Monday, July 30, 2012

I'm writing a life...

I'm writing a list of all the things I want to do. Blogging is right near the very top. It would be at the top but I owe my Nana a letter and there are some things that just need to come first. (Shhhh don't tell her I wrote this post ok?). But the list is not all I'm writing.

“The creative mind plays with the objects it loves.”
-Carl Jung


 This quote came to me via email at the start of July. I hung on to it because I need to be reminded. Reminded that my creative mind is doing shit-all and that's why I'm slowly going bonkers.

Oh my goodness I never realised just how much of my sanity hung on getting to write and make and do.
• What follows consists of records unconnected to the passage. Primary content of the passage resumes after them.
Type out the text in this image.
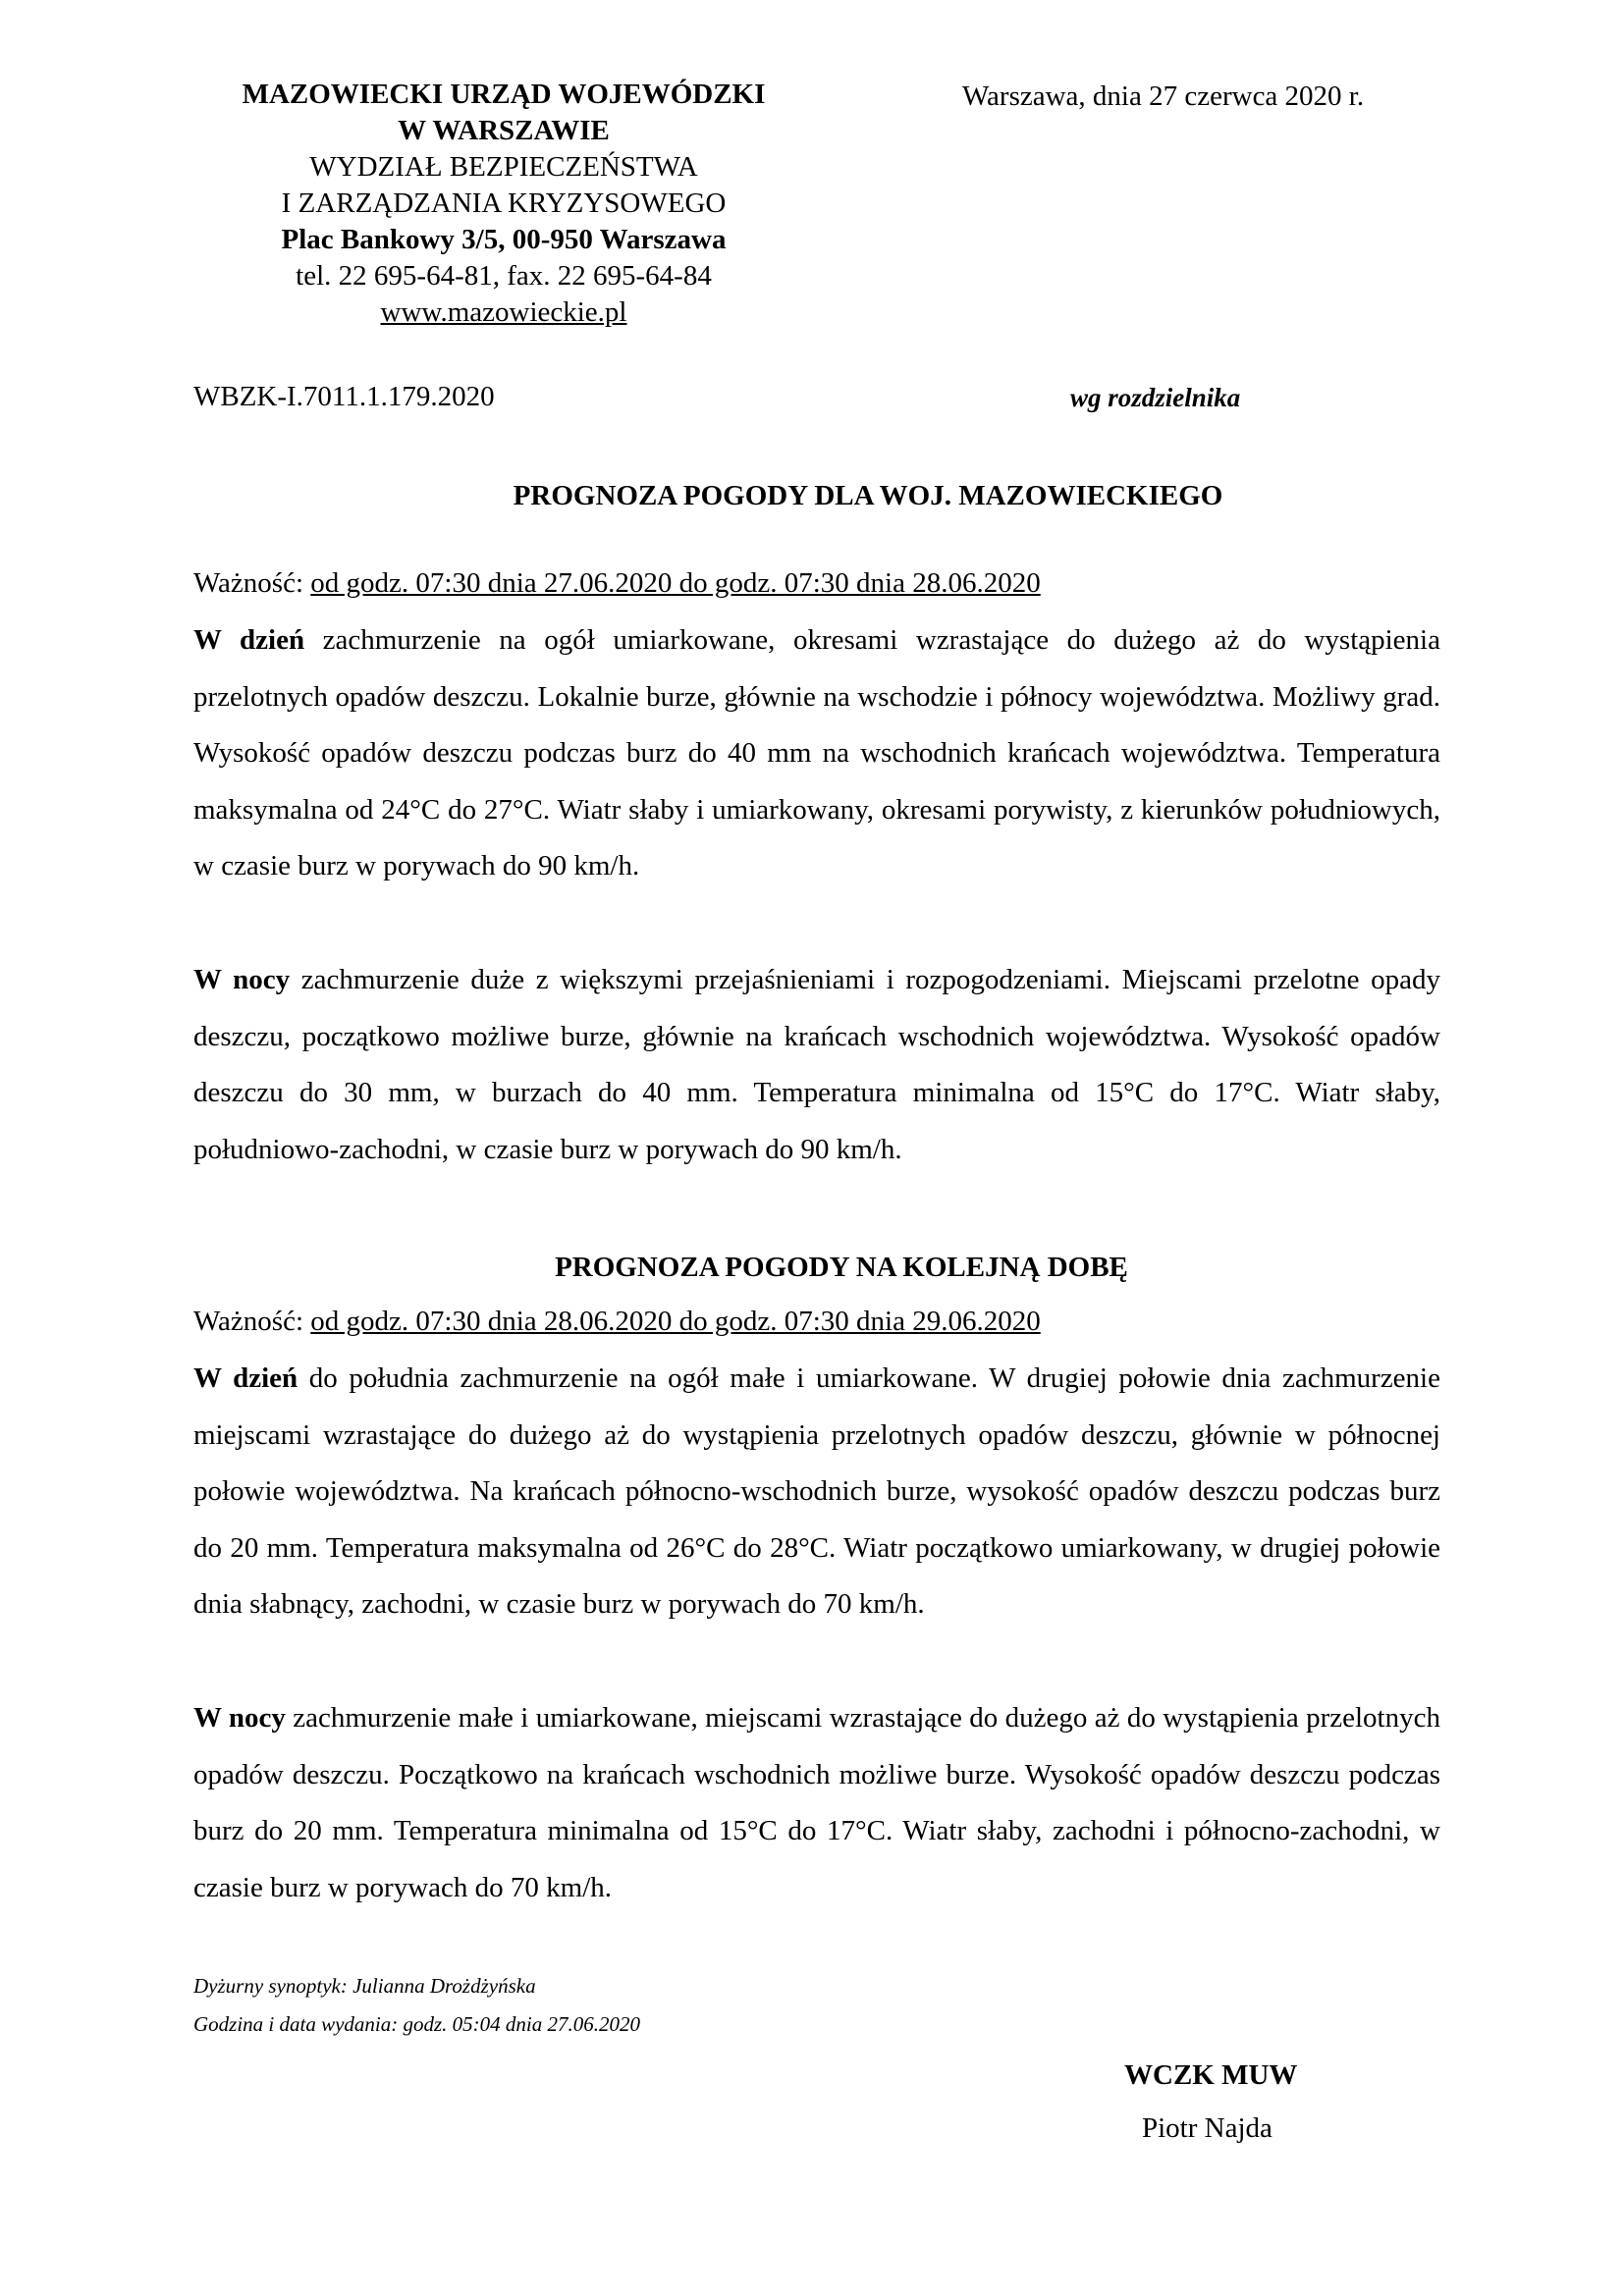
MAZOWIECKI URZĄD WOJEWÓDZKI
W WARSZAWIE
WYDZIAŁ BEZPIECZEŃSTWA
I ZARZĄDZANIA KRYZYSOWEGO
Plac Bankowy 3/5, 00-950 Warszawa
tel. 22 695-64-81, fax. 22 695-64-84
www.mazowieckie.pl
Warszawa, dnia 27 czerwca 2020 r.
WBZK-I.7011.1.179.2020	wg rozdzielnika
PROGNOZA POGODY DLA WOJ. MAZOWIECKIEGO
Ważność: od godz. 07:30 dnia 27.06.2020 do godz. 07:30 dnia 28.06.2020
W dzień zachmurzenie na ogół umiarkowane, okresami wzrastające do dużego aż do wystąpienia przelotnych opadów deszczu. Lokalnie burze, głównie na wschodzie i północy województwa. Możliwy grad. Wysokość opadów deszczu podczas burz do 40 mm na wschodnich krańcach województwa. Temperatura maksymalna od 24°C do 27°C. Wiatr słaby i umiarkowany, okresami porywisty, z kierunków południowych, w czasie burz w porywach do 90 km/h.
W nocy zachmurzenie duże z większymi przejaśnieniami i rozpogodzeniami. Miejscami przelotne opady deszczu, początkowo możliwe burze, głównie na krańcach wschodnich województwa. Wysokość opadów deszczu do 30 mm, w burzach do 40 mm. Temperatura minimalna od 15°C do 17°C. Wiatr słaby, południowo-zachodni, w czasie burz w porywach do 90 km/h.
PROGNOZA POGODY NA KOLEJNĄ DOBĘ
Ważność: od godz. 07:30 dnia 28.06.2020 do godz. 07:30 dnia 29.06.2020
W dzień do południa zachmurzenie na ogół małe i umiarkowane. W drugiej połowie dnia zachmurzenie miejscami wzrastające do dużego aż do wystąpienia przelotnych opadów deszczu, głównie w północnej połowie województwa. Na krańcach północno-wschodnich burze, wysokość opadów deszczu podczas burz do 20 mm. Temperatura maksymalna od 26°C do 28°C. Wiatr początkowo umiarkowany, w drugiej połowie dnia słabnący, zachodni, w czasie burz w porywach do 70 km/h.
W nocy zachmurzenie małe i umiarkowane, miejscami wzrastające do dużego aż do wystąpienia przelotnych opadów deszczu. Początkowo na krańcach wschodnich możliwe burze. Wysokość opadów deszczu podczas burz do 20 mm. Temperatura minimalna od 15°C do 17°C. Wiatr słaby, zachodni i północno-zachodni, w czasie burz w porywach do 70 km/h.
Dyżurny synoptyk: Julianna Drożdżyńska
Godzina i data wydania: godz. 05:04 dnia 27.06.2020
WCZK MUW
Piotr Najda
And just how frustrating it is when my time is consumed by life, my habits are poor (non-existant), and I feel I'm producing nothing. It makes my heart tight. It gives me a little nausea. And it leaves me composing blog posts to myself at 4am in the morning when my time would be better spent sleeping. It feels like it has been years since I sat here and wrote from my heart. Wrote the funny stories. Wrote the hard stories.


Then I read this post by The Worlds Strongest Librarian (TWSL) and it totally got me excited! I emailed the link to a friend who I knew would 'get' it and be able to discuss. And then something came up and I got too busy and forgot, till just now. In the post Josh (TWSL) asks:
            
"Are you living the story you imagined?  Do you still imagine?"

I find the concept of my life as a story really exciting. It's strange actually that I never thought of it like this before. I mean lets face it I am my family's story teller! 

If my life is a story- and lets face it- it has the makings of an epic: Romance, tragedy, adventure and a damn lot of comedy. Then I'm creating everyday. 

From the moment I wake up each morning I am crafting a life well lived. Everyday my creative mind has the opportunity to play with an object that I love- my life. Some days I don't love it- but it's all part of the story. And if it's not a life well-lived then I have the opportunity to rewrite, to edit and recreate, re-imagine every day- every moment really. How cool is that?!